MQI Basics

As an information carrier and medium, a Corporate Social Responsibility (CSR) report[1] mainly conveys information about a company’s CSR management and practices, and serves as a bridge for communication between the companies and stakeholders. In a CSR report, quantitative information like energy consumption, employee injury rate and product qualification rate, etc. is significantly indicative of the company’s CSR performance and even the overall corporate operation situation.

Our research has found that with the ever-increasing number of CSR reports, the overall quality is also improving, as mainly reflected in a growing number of reports written with reference to international or domestic general reporting guidelines, the introduction of a third party assurance, and so on. However, some problems in CSR reports are still widespread, such as the lack of disclosure of quantitative information, strong arbitrariness in quantitative information disclosure, non-standard disclosure, etc. These problems have posed an obstacle in further improvement of the reports and therefore, need to be addressed urgently. It is not the case, of course, that the more quantitative information disclosure the better. The reporting entity should disclose information on the most important topics. Too much disclosure of quantitative information in the report is not only a burden upon the reporting entity itself, but also a source of interference for readers due to information overload.

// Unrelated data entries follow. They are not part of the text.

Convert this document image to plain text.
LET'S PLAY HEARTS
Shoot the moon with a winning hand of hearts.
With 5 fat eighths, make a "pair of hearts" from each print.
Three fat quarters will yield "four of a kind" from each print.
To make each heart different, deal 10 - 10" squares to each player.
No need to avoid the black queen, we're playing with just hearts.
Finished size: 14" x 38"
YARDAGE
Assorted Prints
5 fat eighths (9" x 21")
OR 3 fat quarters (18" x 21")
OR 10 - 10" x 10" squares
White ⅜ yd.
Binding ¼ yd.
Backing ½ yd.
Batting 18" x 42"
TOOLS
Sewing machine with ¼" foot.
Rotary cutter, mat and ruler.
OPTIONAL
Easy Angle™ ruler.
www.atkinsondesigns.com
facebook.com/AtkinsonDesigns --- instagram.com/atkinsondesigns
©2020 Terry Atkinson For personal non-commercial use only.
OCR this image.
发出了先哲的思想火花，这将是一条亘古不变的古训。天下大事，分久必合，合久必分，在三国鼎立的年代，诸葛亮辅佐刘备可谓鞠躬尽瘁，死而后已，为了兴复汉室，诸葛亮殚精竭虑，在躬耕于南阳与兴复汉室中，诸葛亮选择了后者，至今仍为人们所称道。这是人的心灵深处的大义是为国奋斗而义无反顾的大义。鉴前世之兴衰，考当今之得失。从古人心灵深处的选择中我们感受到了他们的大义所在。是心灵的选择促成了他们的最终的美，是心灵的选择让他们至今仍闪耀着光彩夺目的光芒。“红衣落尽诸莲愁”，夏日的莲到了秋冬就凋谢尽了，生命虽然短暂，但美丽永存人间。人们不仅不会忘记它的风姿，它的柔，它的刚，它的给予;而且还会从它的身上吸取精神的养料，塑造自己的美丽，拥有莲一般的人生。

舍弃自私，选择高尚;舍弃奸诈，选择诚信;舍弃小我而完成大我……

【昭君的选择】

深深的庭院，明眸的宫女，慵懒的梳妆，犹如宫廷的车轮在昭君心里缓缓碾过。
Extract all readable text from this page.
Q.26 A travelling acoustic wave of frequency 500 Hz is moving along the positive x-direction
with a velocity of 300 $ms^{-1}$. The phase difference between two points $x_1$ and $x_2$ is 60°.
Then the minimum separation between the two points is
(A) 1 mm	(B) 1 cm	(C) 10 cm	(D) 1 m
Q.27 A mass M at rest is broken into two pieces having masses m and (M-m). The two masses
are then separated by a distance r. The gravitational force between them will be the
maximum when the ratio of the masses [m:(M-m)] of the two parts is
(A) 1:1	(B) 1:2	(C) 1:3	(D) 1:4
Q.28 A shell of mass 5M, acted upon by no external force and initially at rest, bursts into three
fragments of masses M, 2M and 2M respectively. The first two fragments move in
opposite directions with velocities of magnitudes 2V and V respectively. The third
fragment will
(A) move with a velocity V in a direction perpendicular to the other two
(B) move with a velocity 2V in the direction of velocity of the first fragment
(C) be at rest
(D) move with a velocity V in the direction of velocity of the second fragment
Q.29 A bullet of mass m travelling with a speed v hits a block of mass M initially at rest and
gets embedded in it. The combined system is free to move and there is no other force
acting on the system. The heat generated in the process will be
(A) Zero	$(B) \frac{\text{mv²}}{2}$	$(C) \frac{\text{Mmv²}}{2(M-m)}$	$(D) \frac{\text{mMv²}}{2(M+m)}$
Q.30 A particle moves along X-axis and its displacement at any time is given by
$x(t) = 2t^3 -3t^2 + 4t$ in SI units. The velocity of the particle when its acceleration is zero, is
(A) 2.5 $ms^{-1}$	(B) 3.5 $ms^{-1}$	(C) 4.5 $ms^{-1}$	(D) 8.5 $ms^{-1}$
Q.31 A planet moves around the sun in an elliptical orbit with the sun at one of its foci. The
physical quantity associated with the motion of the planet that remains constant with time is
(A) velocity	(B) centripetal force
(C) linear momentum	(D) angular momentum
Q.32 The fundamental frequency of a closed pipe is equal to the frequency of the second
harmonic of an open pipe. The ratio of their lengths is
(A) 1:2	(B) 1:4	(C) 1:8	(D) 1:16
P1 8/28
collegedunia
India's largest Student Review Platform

Therefore, through more in-depth and comprehensive work, we hope to focus on the most material CSR issues in different sectors and set up corresponding Material and Quantitative Indicators (MQI) systems, so that the quality of CSR reports can be further enhanced.

[1] Throughout this report the term “CSR report” (corporate social responsibility report) is shorthand for a wide range of non-financial reports including environment, community, sustainability, EHS, corporate citizen and integrated reports.